Getting better and better, but I know not to expect it to continue

So BG and the head collar in the field has been going from strength to strength. We haven’t had to use her field shelter again, she is getting more and more confident with having her head collar on in her penned off area, so much so she has stopped pulling back at all and is as good as she normally is in her shelter. We even had a breeze the other night and that didn’t phase her. Okay, it wasn’t full on wind or anything, but every small step counts. When it has been dark she has been continuing just as well too.

This morning she was trying to dip her nose in her food as we walked across the field so I thought ‘okay, I’ll try it her, in the middle of an open field’. She looked for a moment when I put her food down as though she was going to skirt around the edge of the bowl to approach it from the other side and avoid me, but she was actually as good as gold. I left her to eat her food after that, luckily P1 and P2 don’t bother her.

Once she has finished came the difficult part of trying to catch her head collar so I could take it off. I stood a little way away from her and called her to me. She had seen I had put my hand in the treat pocket so came over. I thought she would try to keep her nose on my hand so trying to get round and catch the side of her head collar would scare her into pulling away. No, she was as good as gold. So I got hold of it, gave her a polo to say well done, and took the head collar off.

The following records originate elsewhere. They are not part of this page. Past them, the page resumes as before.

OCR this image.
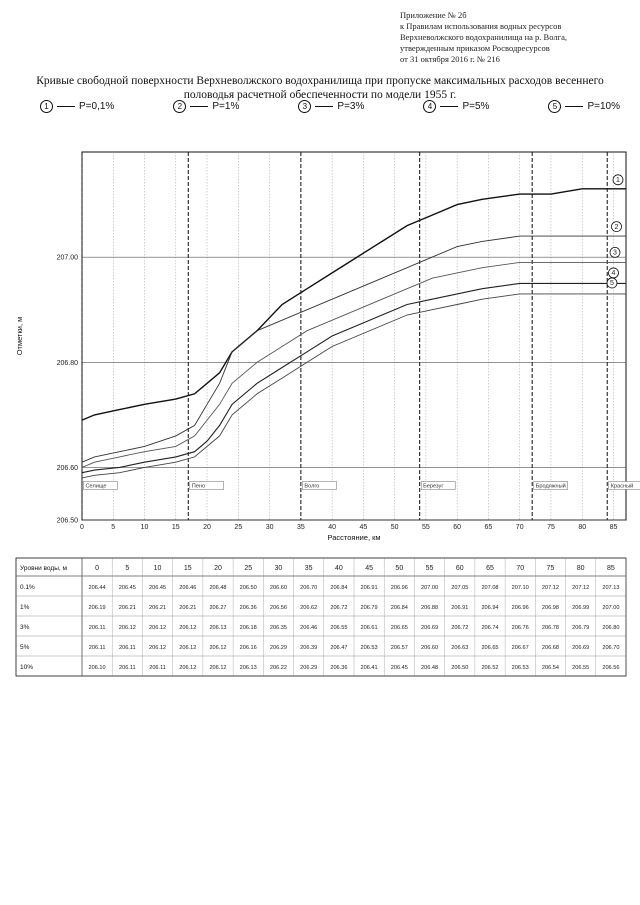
Приложение № 2б
к Правилам использования водных ресурсов
Верхневолжского водохранилища на р. Волга,
утвержденным приказом Росводресурсов
от 31 октября 2016 г. № 216
Кривые свободной поверхности Верхневолжского водохранилища при пропуске максимальных расходов весеннего половодья расчетной обеспеченности по модели 1955 г.
1	P=0,1%	2	P=1%	3	P=3%	4	P=5%	5	P=10%
0	5	10	15	20	25	30	35	40	45	50	55	60	65	70	75	80	85
206.50
206.60
206.80
207.00
Селище	Пено	Волго	Березуг	Бродяжный	Красный
1
2
3
4
5
Расстояние, км
Отметки, м
Уровни воды, м	0	5	10	15	20	25	30	35	40	45	50	55	60	65	70	75	80	85
0.1%	206.44 206.45 206.45 206.46 206.48 206.50 206.60 206.70 206.84 206.91 206.96 207.00 207.05 207.08 207.10 207.12 207.12 207.13
1%	206.19 206.21 206.21 206.21 206.27 206.36 206.56 206.62 206.72 206.79 206.84 206.88 206.91 206.94 206.96 206.98 206.99 207.00
3%	206.11 206.12 206.12 206.12 206.13 206.18 206.35 206.46 206.55 206.61 206.65 206.69 206.72 206.74 206.76 206.78 206.79 206.80
5%	206.11 206.11 206.12 206.12 206.12 206.16 206.29 206.39 206.47 206.53 206.57 206.60 206.63 206.65 206.67 206.68 206.69 206.70
10%	206.10 206.11 206.11 206.12 206.12 206.13 206.22 206.29 206.36 206.41 206.45 206.48 206.50 206.52 206.53 206.54 206.55 206.56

Now the challenge is to keep this up despite what the weather might throw at us, and to some how keep it going in spring when food is no longer a lure. We’ll see how we get on.

I don’t get to see much of BG in the week due to work and the dark so one day at the weekend we attempt to spend a fair chunk of time with her and give her a thorough groom over. My husband led her round whilst I began the mucking out, and then I set up some poles for her to walk and trot over. She seemed to have more confident over them than in the past. We put out three and raised the middle one a tyres height so she would pick her feet up properly over it. We also tried raising each one at a different end so she would centre herself down the middle of them (she is the queen of avoiding them all if she possibly can).

Then we put out two parallel poles and walked her between them, backing her up as well. Then I got the dreaded mounting block and put that alongside and stood on it as she was led past. There was no pulling back in fear or anything this time, she seemed remarkably calm. Even when I stood up on it as she approached she only tensed but kept walking past and halted alongside.